On the ratings front, FCX stock has been the subject of a number of recent research reports. In a report issued on November 21, Cowen analyst Anthony Rizzuto reiterated a Buy rating on FCX, with a price target of $20, which implies an upside of 34% from current levels. Separately, on November 17, Deutsche Bank’s Chris Terry downgraded the stock to Hold and has a price target of $13.80.
According to TipRanks.com, which ranks over 7,500 financial analysts and bloggers to gauge the performance of their past recommendations, Anthony Rizzuto and Chris Terry have a yearly average return of 7.8% and 22.9% respectively. Rizzuto has a success rate of 63% and is ranked #751 out of 4241 analysts, while Terry has a success rate of 100% and is ranked #2342.
Overall, 2 research analysts have rated the stock with a Sell rating, 5 research analysts have assigned a Hold rating and 2 research analysts have given a Buy rating to the stock. When considering if perhaps the stock is under or overvalued, the average price target is $20.00 which is 33.6% above where the stock closed yesterday.

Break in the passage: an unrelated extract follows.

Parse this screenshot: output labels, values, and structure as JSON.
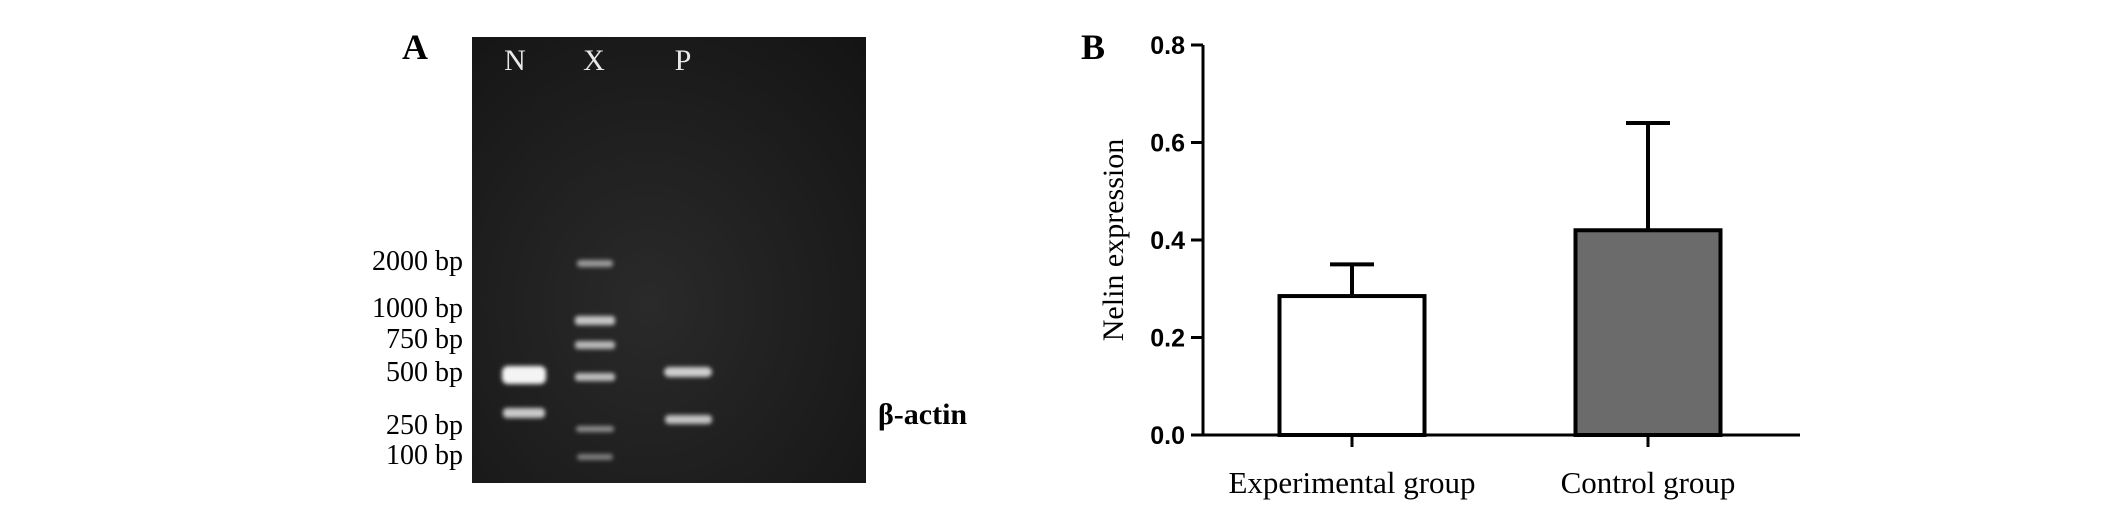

Freeport-McMoRan, Inc. engages as copper, gold and molybdenum mining company. It operates through the following segments: North America Copper Mines, South America Copper Mines, Africa Mining, Indonesia Mining, and Molybdenum Mining. The North America Copper Mines segment operates seven open-pit copper mines in North America- Morenci, Bagdad, Safford, Sierrita and Miami in Arizona, and Chino and Tyrone in New Mexico. The South America Copper Mines segment has two copper mines-Cerro Verde in Peru and El Abra in Chile. The Africa Mining segment operates in the Tenke Fungurume minerals district in the Katanga province of the Democratic Republic of Congo which produces copper and cobalt hydroxide. The Indonesia Mining segment includes copper and gold deposits at the Grasberg minerals district in Papua. The Molybdenum Mining segment operates at the Henderson and Climax primary molybdenum mines in Colorado.